Contrairement à « Gambia », le CSV ne souhaite pas supprimer les tranches d’imposition datant de la période de l’occupation nazie, qui ont pour conséquence que les célibataires, les personnes séparées et les veufs paient plus d’impôts que les personnes mariées ou les partenaires enregistrés. Elle souhaite simplement doubler la durée (de trois à six ans) au terme de laquelle les veuves et les veufs passent de la classe d’imposition 2 à la classe 1a, moins avantageuse. Outre son orientation pro-business, le CSV de Luc Frieden se distingue surtout par sa vision réactionnaire et hétéronormative de la famille. Les « jeunes familles » qui entament leur carrière doivent recevoir un kit de démarrage leur garantissant des allègements fiscaux pendant trois ans. Le CSV souhaite accorder aux jeunes parents le droit au travail à temps partiel, « afin qu’ils puissent concilier famille et travail de manière harmonieuse ». Les parents qui s’occupent de leurs enfants à la maison devraient percevoir le double des allocations familiales jusqu’à ce que leurs enfants atteignent l’âge de la scolarité obligatoire. « Je préfère parler d’équilibre travail-enfants plutôt que d’équilibre travail-vie privée, car le travail fait partie intégrante de la vie », déclare Luc Frieden. Passer du temps avec ses enfants ne fait manifestement pas partie de la vie à ses yeux, et les jeunes qui optent pour un mode de vie s’écartant du modèle familial de l’après-guerre n’ont apparemment aucun droit aux loisirs, mais doivent en contrepartie continuer à payer des impôts nettement plus élevés.

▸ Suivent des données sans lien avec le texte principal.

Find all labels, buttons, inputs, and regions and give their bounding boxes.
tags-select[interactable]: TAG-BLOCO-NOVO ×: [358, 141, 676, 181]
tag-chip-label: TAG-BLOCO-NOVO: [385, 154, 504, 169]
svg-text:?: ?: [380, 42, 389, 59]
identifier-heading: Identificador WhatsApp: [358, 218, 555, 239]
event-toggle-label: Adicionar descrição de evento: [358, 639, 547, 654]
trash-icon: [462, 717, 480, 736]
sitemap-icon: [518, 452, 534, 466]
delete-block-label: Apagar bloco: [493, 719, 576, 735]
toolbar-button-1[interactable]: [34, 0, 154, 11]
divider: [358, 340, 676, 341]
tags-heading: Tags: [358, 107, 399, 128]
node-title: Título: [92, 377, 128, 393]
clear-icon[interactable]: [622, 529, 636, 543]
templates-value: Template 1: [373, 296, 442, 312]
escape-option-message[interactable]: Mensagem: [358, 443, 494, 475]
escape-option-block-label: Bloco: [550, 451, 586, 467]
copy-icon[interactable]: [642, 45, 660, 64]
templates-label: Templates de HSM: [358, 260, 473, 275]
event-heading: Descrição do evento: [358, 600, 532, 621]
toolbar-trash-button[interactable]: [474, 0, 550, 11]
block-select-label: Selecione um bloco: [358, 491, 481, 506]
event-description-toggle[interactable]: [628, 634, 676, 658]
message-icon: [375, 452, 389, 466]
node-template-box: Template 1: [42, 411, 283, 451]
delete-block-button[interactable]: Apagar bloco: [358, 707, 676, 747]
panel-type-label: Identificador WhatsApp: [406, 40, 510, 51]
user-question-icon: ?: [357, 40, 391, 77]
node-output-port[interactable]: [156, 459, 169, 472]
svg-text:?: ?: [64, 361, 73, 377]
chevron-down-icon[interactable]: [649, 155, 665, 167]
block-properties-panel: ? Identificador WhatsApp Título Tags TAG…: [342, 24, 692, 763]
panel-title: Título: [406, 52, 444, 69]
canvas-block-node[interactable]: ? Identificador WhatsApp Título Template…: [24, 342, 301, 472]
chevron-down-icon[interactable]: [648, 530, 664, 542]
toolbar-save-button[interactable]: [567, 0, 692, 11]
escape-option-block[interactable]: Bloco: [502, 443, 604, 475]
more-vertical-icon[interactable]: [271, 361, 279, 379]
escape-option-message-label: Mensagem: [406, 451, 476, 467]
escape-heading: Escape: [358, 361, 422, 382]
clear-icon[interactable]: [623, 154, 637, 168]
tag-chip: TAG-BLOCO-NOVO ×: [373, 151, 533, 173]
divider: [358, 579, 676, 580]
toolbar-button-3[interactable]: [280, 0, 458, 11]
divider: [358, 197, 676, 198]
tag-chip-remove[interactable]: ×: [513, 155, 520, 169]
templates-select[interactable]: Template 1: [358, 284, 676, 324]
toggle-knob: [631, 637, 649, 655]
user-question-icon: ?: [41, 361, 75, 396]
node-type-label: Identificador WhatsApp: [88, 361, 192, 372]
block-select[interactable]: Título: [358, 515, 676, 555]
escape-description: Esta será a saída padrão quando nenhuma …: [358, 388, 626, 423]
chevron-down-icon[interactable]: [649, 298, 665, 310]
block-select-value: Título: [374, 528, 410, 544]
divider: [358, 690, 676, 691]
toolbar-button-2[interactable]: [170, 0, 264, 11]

« Le climat nous tient tous à cœur, la nature est quelque chose de tellement merveilleux », s’enthousiasme Luc Frieden samedi, tout en réaffirmant son engagement envers les objectifs climatiques européens, constate que le Luxembourg figure parmi les derniers du classement européen en matière d’énergies renouvelables, ignore délibérément le tourisme à la pompe et annonce que le CSV rétablira l’équilibre entre l’économie, le social et le climat grâce à des investissements importants dans les entreprises et les personnes : « Quand on ne construit pas de pistes cyclables (…) parce qu’il y a un biotope quelque part (…), quand on ne peut pas construire sur le périmètre prévu parce qu’une chauve-souris vole d’un clocher à un arbre, je dis que l’équilibre n’est pas le bon », estime le chef de file du parti, qui promet de construire des rocades, de prolonger les lignes de tramway jusqu’aux communes voisines de la capitale et de mettre en place de meilleures liaisons ferroviaires vers l’étranger.

Pendant que Luc Frieden prend la parole, les 59 autres candidat·e·s sont assis·es derrière lui. Claude Wiseler a pris place au premier rang. À certains moments, le coprésident du parti ne peut s’empêcher d’esquisser un sourire suffisant – comme s’il se réjouissait d’avoir enfin trouvé quelqu’un d’autre pour endosser la responsabilité si le CSV ne parvenait pas, une nouvelle fois, à entrer au gouvernement en octobre. Avant la présentation des candidats, Wiseler prononce son propre discours devant la convention. Pour accompagner l’entrée en scène de l’ancien tête de liste malheureux de 2018, Guru a choisi le tube d’INXS « New Sensation ». Wiseler évoque le renouveau à la tête du parti et la nouvelle équipe, « celle qui veille à ce que nous menions ce bateau, ce grand bateau, ce bateau qui a déjà une longue histoire, à travers les eaux qui nous attendent ». Environ une heure plus tard, la convention est interrompue pendant 15 minutes pour le dépouillement des bulletins de vote des délégués. Outre les membres du parti Maurizio et Leo Spiridigliozzi, qui jouent de l’accordéon et du xylophone, la jeune musicienne Emilie Beneké assure l’animation pendant la pause. Avant que cette jeune chrétienne-sociale de 18 ans, originaire de l’Est, n’entonne la mélodie de la polka de la procession dansante d’Echternach, elle interprète au saxophone la ballade de Céline Dion « My heart will go on », chanson thème du film romantique catastrophe Titanic.